The labor dispute hits not only the customers, but also the financially troubled company at an inopportune moment. After the relaxation of the Corona rules, the state-owned company’s business is just picking up speed again. In regional transport you drive the full range, in long-distance transport almost 100 percent, said Seiler. “Bookings are picking up again, that’s nice.” It is all the more important that the Union of German Locomotive Drivers (GDL) make its contribution in solidarity.

A tricky collective bargaining dispute

The GDL had rejected an initial rail offer as unacceptable and then submitted changed demands itself. You should now be leaning on public sector degrees. The contracting parties in the public service agreed in autumn on wage and salary increases of 3.2 percent over a period of 28 months. Due to the slump in traffic, however, special rules apply at airports with delayed tariff increases, reduced working hours and a suspension of performance-related pay.

Deutsche Bahn has already agreed a wage increase of 1.5 percent with the larger railway and transport union for a period from the beginning of 2022 to the end of February 2023. This year there should be no wage increase. Deutsche Bahn is aiming for a comparable degree with the GDL. The earlier demand for 4.8 percent more wages was not repeated in this way.
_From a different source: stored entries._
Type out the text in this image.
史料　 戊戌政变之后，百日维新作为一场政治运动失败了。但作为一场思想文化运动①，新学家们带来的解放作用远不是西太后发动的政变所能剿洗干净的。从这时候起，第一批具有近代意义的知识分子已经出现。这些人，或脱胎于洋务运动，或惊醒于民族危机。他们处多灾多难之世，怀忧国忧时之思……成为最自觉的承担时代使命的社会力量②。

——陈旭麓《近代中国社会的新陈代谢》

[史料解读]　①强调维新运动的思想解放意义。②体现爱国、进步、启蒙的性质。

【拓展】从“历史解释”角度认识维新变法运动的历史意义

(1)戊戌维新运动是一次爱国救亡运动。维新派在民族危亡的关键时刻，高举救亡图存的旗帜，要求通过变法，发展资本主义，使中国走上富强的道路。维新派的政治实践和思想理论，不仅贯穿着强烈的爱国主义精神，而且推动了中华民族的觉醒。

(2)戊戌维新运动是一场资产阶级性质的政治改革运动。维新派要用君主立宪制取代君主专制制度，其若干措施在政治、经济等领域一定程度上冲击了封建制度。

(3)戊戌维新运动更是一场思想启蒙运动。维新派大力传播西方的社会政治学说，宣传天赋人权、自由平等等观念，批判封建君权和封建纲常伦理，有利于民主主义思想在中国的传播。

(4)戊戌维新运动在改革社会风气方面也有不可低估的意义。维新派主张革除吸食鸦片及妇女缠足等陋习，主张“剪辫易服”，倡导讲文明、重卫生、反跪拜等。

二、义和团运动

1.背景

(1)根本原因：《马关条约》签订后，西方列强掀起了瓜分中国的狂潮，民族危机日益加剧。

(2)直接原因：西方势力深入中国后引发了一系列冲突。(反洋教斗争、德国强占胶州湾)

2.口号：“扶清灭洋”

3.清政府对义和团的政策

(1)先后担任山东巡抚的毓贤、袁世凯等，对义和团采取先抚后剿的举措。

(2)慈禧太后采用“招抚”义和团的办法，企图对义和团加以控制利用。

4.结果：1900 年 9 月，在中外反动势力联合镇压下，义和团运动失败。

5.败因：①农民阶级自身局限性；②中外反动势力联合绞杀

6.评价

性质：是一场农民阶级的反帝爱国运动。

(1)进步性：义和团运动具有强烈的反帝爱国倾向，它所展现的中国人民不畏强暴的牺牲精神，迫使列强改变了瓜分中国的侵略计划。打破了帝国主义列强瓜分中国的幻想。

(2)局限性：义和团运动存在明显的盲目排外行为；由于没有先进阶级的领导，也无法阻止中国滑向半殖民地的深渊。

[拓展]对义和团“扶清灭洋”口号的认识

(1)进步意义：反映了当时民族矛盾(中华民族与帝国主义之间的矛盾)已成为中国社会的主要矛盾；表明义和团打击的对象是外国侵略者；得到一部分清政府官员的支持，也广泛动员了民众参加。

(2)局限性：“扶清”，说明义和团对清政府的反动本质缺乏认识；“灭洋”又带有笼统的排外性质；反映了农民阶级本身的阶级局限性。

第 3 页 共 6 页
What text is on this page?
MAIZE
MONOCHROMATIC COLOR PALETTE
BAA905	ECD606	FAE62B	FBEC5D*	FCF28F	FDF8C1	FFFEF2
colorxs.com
According to the railway, the overall demands of the GDL are three times what was agreed in the public service.

The railway makes billions in losses. In September she therefore put together a collective bargaining package with her largest union, the EVG. From the beginning of 2022, employees will receive 1.5 percent more money. No redundancies for operational reasons are possible until the end of 2023. In the past wage rounds, the almost 215,000 Deutsche Bahn employees were able to look forward to, in some cases, significantly higher increases in income. The GDL refused to take part in the negotiations. An arbitration in autumn failed. After the wage agreement expired at the end of February, the new round of negotiations began.

The collective bargaining round is made even more complicated by the fact that EVG and GDL both claim to negotiate with rail staff for almost all 185,000 employees in Germany. However, the railway sees itself forced to apply the uniform tariff law. According to this, a collective agreement only applies where the respective union has a majority. According to Bahn, GDL only has a majority in a small number of the Group’s individual operations. The union denies this and takes legal action against this assessment.